I knew I was going to work in biology since the very beginning. I would sit in physics seminars and be amused by mathematics and the formalism the speaker would use to attack a certain problem, but then I’d get bored and think: “Am I really going home and do this computation?” I guess I was not thrilled by the specific topics at hand, but fascinated by the problem solving mentality and the tools used to solve those problems. At the same time, I would sit in biology seminars and be carried away by the sheer beauty of the questions asked and the grand scheme of things. On the other hand, the messiness of the details would leave me unsatisfied. I guess you could say that I took the best of both worlds! Or, maybe, that I misunderstood both.
We have seen that the relationship between physics and biology flows definitely from the former to the latter. But is it reciprocal?

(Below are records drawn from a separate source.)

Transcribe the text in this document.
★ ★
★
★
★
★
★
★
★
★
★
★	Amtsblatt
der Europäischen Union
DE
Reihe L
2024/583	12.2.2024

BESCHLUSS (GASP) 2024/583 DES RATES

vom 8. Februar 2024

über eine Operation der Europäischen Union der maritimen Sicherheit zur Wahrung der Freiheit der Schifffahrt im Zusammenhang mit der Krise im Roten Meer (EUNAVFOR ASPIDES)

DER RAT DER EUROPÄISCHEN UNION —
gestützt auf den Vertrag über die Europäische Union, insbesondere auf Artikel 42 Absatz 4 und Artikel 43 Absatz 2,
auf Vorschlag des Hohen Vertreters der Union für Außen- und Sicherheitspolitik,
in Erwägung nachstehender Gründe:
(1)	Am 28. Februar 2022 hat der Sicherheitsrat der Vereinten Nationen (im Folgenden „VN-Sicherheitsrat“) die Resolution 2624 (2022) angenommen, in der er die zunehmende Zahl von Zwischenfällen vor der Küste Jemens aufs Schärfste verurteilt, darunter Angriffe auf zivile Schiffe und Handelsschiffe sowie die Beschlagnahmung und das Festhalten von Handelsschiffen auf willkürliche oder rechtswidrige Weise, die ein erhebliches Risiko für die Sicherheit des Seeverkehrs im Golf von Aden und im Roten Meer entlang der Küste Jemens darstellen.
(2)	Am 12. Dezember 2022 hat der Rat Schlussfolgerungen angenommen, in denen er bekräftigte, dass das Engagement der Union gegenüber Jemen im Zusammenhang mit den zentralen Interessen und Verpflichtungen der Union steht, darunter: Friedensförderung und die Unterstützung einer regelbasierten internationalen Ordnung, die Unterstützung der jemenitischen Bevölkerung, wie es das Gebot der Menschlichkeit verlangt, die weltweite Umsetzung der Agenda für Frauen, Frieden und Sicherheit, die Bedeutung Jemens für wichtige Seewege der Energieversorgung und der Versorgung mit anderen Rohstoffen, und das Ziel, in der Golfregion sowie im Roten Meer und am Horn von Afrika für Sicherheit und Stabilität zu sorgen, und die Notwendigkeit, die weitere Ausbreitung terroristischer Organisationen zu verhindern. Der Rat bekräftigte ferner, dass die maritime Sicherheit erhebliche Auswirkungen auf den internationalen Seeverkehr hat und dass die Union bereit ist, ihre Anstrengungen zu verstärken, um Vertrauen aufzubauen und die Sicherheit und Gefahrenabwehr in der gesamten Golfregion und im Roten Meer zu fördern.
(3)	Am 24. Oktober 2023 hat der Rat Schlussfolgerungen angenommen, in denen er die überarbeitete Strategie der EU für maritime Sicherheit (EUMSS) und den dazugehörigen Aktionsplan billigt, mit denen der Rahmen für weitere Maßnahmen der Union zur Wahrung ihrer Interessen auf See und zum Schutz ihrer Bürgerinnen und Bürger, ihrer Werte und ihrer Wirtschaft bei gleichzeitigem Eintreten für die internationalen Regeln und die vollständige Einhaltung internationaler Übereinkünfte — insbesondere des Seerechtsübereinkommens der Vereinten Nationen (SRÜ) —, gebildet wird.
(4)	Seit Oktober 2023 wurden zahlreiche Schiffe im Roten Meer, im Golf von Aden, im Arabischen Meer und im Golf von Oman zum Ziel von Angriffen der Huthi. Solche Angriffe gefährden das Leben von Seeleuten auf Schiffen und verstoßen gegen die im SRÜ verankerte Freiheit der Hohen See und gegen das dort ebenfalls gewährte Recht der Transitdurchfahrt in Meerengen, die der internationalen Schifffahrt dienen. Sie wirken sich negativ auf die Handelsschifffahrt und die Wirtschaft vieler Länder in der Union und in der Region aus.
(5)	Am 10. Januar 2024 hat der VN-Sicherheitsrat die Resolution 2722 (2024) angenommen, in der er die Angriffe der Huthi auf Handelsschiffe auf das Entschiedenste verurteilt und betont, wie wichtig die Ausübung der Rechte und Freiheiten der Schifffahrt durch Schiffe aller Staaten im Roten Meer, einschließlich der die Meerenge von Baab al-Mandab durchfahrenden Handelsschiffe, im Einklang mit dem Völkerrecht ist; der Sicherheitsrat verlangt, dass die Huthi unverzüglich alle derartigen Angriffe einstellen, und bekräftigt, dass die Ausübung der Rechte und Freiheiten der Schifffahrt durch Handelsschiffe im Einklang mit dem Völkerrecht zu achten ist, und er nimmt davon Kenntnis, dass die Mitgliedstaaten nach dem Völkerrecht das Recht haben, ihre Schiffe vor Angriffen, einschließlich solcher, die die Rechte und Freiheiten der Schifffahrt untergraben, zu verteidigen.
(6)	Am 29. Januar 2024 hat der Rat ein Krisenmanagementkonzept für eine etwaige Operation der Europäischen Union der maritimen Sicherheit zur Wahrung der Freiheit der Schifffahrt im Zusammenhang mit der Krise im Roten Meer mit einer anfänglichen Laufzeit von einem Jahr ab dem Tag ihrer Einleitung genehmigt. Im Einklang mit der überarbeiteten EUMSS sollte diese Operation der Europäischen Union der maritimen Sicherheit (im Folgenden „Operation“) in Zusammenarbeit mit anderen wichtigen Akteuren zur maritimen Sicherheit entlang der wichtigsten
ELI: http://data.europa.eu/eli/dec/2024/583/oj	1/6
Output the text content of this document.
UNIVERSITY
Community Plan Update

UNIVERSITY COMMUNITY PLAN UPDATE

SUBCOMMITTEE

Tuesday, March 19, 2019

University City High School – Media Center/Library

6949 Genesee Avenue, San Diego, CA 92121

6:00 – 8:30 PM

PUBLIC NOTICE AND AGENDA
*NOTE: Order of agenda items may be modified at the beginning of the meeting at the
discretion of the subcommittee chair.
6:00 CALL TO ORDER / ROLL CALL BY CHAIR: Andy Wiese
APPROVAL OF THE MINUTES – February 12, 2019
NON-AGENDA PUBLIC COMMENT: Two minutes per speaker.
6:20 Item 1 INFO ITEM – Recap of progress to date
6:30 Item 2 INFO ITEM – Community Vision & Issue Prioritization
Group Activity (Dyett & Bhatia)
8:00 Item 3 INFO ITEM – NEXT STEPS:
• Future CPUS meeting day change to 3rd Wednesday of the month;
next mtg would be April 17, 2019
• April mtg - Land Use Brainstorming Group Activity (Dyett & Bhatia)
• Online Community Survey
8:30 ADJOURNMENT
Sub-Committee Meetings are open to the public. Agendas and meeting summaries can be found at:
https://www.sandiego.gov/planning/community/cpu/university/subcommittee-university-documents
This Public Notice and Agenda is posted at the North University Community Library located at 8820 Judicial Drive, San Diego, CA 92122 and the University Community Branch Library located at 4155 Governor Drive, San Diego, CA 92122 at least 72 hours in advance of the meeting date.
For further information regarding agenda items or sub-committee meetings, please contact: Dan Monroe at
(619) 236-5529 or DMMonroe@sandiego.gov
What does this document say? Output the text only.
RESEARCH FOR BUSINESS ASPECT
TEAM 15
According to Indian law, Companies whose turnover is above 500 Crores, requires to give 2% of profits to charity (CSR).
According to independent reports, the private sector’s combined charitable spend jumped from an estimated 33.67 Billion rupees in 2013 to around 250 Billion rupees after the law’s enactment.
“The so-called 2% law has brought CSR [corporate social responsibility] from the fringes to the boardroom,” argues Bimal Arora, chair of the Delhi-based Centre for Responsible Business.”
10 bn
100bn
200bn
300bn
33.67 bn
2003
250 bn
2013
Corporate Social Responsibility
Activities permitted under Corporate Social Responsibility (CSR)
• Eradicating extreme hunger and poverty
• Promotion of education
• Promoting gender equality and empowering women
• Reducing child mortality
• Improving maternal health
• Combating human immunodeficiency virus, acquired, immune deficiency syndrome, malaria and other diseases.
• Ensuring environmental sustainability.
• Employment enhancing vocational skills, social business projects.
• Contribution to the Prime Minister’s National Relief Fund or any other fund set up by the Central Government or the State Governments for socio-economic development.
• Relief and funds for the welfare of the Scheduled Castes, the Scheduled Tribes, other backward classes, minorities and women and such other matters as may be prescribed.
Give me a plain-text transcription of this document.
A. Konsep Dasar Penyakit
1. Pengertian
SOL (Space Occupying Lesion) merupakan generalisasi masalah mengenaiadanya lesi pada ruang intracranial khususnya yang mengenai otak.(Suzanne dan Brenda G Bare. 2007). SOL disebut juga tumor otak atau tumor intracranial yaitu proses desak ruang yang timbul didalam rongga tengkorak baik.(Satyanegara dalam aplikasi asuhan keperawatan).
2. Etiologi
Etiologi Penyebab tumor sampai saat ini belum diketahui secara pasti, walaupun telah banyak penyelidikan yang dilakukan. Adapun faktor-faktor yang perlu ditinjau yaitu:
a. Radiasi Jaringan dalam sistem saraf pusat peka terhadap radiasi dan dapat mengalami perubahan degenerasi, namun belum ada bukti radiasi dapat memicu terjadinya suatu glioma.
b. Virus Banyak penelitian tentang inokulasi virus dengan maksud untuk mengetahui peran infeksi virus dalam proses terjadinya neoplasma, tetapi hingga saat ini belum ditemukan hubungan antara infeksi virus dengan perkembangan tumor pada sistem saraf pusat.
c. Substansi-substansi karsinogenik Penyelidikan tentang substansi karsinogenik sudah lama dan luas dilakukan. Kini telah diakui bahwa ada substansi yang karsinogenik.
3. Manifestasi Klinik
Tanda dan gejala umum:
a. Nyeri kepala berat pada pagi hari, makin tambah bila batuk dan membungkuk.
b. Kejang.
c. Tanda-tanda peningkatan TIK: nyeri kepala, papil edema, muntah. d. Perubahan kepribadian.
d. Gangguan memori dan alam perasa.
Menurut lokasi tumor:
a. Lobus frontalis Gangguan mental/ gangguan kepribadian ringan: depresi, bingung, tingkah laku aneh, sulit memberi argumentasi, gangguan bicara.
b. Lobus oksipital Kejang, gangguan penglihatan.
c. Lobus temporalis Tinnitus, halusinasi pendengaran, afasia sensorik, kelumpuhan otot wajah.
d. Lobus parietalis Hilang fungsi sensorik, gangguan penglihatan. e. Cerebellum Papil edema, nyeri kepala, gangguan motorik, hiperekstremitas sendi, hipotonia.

I think biology contributes a great deal to physics, but in a different way. It helps us figure out which are the relevant questions and it leads us to a sharper understanding of the methods we use. Let me give you the example of protein folding. We have a statistical model with many parameters, and physicists like to study these system for very large or for very small values of these parameters. However, because we are applying this particular model to biology, we need to understand it in a completely different range: it only works for protein folding if parameters are at an intermediate range and it unveils new properties that we wouldn’t even imagine before. Just before we didn’t know where to look. An example of this interaction is on the arXiv. What used to be known as the “Statistical mechanics and disordered system” section is now called “Disordered systems and neural networks”. This shift is remarkable and in a sense it’s telling us that this is all just one big field.